Facebook Internet.org

Na ocasião, o dono do Facebook apontou como o conteúdo em rede pode mudar com o tempo. Ele aponta que a postagem de vídeos e fotos não é o fim da linha e que serviços como Facebook, Whatsapp e Messenger podem ter interface especial para dispositivos de realidade virtual. "Você terá óculos ou até lentes de contato. Você poderá olhar ao redor, ver coisas diferentes e interagir com elas usando as suas mãos", disse Zuckerberg.

E não só realidade virtual, mas também realidade aumentada parece estar nas projeções dele. Ele afirmou que a realidade virtual é mais fácil de ser construída e levada para as pessoas "por isso começamos por ela, do ponto de vista de produto. Mas também estamos pesquisando a realidade aumentada de forma muito séria", disse.

Inteligência artificial

Outro tópico abordado pelo empresário foi sobre a inteligência artificial.
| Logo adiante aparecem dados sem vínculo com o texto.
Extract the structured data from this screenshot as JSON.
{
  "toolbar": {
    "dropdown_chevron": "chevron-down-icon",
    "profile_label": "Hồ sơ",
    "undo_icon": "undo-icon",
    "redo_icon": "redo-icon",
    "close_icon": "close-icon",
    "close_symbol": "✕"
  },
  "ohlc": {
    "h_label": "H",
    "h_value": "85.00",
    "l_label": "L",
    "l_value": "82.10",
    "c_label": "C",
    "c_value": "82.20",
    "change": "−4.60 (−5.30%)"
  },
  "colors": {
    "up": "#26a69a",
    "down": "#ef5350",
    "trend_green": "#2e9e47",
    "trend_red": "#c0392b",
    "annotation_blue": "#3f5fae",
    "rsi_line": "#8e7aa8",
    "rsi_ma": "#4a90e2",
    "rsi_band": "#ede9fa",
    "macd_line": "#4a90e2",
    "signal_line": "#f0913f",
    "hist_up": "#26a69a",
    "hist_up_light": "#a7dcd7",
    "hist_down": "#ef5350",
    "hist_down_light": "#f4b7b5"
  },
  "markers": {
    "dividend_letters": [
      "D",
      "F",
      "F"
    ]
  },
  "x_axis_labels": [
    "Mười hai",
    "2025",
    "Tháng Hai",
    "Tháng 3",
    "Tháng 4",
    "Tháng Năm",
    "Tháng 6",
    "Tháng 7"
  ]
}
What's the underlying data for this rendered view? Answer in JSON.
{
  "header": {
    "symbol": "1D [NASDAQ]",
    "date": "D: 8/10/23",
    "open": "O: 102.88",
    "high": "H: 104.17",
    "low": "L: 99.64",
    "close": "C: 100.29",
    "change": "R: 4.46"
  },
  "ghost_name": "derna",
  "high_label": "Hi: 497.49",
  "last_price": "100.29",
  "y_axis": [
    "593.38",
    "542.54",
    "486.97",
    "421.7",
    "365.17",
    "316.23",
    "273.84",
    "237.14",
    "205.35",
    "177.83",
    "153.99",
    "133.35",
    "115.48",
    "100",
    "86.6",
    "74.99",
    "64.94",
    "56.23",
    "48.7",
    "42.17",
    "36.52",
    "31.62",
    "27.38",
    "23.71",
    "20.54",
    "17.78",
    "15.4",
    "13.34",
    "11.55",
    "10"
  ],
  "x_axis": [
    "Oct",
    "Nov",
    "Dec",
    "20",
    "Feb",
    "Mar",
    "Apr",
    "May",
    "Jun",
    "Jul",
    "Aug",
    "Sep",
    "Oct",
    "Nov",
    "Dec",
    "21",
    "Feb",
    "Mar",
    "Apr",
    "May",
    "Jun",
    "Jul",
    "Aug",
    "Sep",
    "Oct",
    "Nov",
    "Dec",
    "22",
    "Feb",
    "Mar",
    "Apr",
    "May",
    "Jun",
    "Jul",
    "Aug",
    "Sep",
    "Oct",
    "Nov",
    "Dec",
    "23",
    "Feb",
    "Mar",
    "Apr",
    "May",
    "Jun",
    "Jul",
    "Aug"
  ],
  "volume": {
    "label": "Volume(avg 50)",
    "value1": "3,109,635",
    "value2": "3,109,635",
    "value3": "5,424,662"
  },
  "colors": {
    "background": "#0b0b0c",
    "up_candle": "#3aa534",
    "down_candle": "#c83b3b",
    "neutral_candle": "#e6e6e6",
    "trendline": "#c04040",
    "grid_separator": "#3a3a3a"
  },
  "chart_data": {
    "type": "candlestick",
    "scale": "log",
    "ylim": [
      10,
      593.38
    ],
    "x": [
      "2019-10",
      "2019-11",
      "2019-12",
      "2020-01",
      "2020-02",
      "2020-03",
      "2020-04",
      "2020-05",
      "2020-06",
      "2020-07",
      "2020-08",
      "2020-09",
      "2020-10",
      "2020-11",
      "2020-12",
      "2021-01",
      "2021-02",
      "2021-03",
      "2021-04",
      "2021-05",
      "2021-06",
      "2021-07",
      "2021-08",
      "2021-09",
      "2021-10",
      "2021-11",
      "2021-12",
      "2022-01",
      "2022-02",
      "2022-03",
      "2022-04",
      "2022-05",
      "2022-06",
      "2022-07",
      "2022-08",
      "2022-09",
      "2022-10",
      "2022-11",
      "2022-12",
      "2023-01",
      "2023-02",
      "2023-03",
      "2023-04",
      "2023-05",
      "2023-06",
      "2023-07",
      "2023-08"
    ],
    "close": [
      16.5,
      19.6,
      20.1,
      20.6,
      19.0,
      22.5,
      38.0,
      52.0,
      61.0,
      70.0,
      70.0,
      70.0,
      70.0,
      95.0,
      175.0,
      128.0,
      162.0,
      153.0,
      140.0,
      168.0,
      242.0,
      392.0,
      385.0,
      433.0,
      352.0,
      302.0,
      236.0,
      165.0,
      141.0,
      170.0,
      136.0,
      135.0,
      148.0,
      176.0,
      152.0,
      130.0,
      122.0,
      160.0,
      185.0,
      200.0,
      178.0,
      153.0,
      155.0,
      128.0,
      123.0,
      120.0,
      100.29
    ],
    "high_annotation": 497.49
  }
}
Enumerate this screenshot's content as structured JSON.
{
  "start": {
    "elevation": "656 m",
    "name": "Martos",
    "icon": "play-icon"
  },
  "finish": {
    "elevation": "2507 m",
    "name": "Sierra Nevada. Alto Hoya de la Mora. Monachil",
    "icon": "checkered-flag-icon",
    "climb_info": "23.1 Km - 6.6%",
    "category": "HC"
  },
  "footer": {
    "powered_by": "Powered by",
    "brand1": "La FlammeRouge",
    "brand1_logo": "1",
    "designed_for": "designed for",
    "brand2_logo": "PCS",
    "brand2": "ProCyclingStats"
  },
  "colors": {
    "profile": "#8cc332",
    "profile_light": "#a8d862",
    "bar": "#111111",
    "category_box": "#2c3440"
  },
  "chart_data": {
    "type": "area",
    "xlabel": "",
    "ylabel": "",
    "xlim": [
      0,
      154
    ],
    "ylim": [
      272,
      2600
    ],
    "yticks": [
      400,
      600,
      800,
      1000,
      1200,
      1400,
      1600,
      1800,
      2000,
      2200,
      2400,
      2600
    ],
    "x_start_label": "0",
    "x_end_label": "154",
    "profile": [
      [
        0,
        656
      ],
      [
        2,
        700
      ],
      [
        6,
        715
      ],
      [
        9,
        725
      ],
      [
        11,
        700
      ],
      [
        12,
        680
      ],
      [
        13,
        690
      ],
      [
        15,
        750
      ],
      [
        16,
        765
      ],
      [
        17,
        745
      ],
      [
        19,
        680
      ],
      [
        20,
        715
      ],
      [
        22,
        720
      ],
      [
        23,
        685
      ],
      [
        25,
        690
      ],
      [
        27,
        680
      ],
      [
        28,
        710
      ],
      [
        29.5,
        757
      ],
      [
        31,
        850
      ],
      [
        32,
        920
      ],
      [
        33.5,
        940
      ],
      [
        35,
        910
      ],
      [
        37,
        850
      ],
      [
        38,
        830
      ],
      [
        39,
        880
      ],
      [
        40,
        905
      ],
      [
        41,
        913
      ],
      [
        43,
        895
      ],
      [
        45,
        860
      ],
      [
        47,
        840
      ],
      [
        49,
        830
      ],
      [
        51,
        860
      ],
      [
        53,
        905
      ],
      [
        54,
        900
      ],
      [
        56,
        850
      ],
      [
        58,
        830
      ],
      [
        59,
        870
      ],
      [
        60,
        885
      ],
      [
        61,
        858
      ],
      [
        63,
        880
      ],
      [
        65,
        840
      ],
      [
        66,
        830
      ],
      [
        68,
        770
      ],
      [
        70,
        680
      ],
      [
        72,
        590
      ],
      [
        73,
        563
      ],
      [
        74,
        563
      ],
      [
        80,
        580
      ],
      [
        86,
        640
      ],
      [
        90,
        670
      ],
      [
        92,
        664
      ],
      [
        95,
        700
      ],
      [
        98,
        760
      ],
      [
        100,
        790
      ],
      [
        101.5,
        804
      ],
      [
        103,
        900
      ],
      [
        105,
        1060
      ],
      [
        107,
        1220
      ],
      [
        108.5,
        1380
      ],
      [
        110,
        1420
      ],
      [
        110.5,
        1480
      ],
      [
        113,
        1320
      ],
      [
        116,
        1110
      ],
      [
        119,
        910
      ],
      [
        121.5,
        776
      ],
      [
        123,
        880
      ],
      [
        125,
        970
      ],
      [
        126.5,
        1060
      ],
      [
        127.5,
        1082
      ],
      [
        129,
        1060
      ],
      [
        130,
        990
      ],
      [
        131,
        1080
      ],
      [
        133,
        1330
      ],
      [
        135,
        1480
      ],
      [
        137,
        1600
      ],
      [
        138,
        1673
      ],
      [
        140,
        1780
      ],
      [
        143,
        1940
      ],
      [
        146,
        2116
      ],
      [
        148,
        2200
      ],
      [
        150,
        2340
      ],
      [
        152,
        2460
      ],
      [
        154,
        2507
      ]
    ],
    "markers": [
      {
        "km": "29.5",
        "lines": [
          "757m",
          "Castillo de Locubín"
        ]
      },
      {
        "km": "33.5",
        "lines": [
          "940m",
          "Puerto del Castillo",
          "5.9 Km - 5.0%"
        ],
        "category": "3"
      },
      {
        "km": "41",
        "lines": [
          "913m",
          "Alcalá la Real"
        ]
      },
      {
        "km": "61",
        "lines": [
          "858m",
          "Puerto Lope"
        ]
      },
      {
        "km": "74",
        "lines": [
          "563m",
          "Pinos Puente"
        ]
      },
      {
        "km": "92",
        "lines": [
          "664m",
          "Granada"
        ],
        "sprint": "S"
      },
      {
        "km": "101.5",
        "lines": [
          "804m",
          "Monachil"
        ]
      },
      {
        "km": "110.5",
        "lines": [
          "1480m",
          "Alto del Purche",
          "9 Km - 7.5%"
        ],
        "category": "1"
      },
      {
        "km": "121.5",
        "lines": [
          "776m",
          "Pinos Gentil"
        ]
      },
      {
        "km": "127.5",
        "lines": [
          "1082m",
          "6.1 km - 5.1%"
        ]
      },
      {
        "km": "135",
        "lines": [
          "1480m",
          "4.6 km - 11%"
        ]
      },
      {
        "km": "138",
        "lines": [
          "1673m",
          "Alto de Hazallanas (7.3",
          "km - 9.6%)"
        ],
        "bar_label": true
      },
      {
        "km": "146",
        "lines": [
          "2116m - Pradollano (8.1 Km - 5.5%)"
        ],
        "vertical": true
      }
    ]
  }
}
Quanto a IA, Mark Zuckerberg aponta que ela pode ser dividida em dois campos, um sobre reconhecimento de padrões e outra categoria de aprendizado não supervisionado. Na questão de reconhecimento de padrões, ele acredita que eles podem melhorar a vida das pessoas. Por meio da tecnologia seria possível identificar doenças de forma mais rápida e até mesmo identificar quais drogas poderiam ser mais eficientes em alguns tratamentos. "É importante lembrar que isso não é nenhuma mágica, certo? É matemática, estatística e reconhecimento de padrões, combinados ao uso de uma grande quantidade de dados", explicou.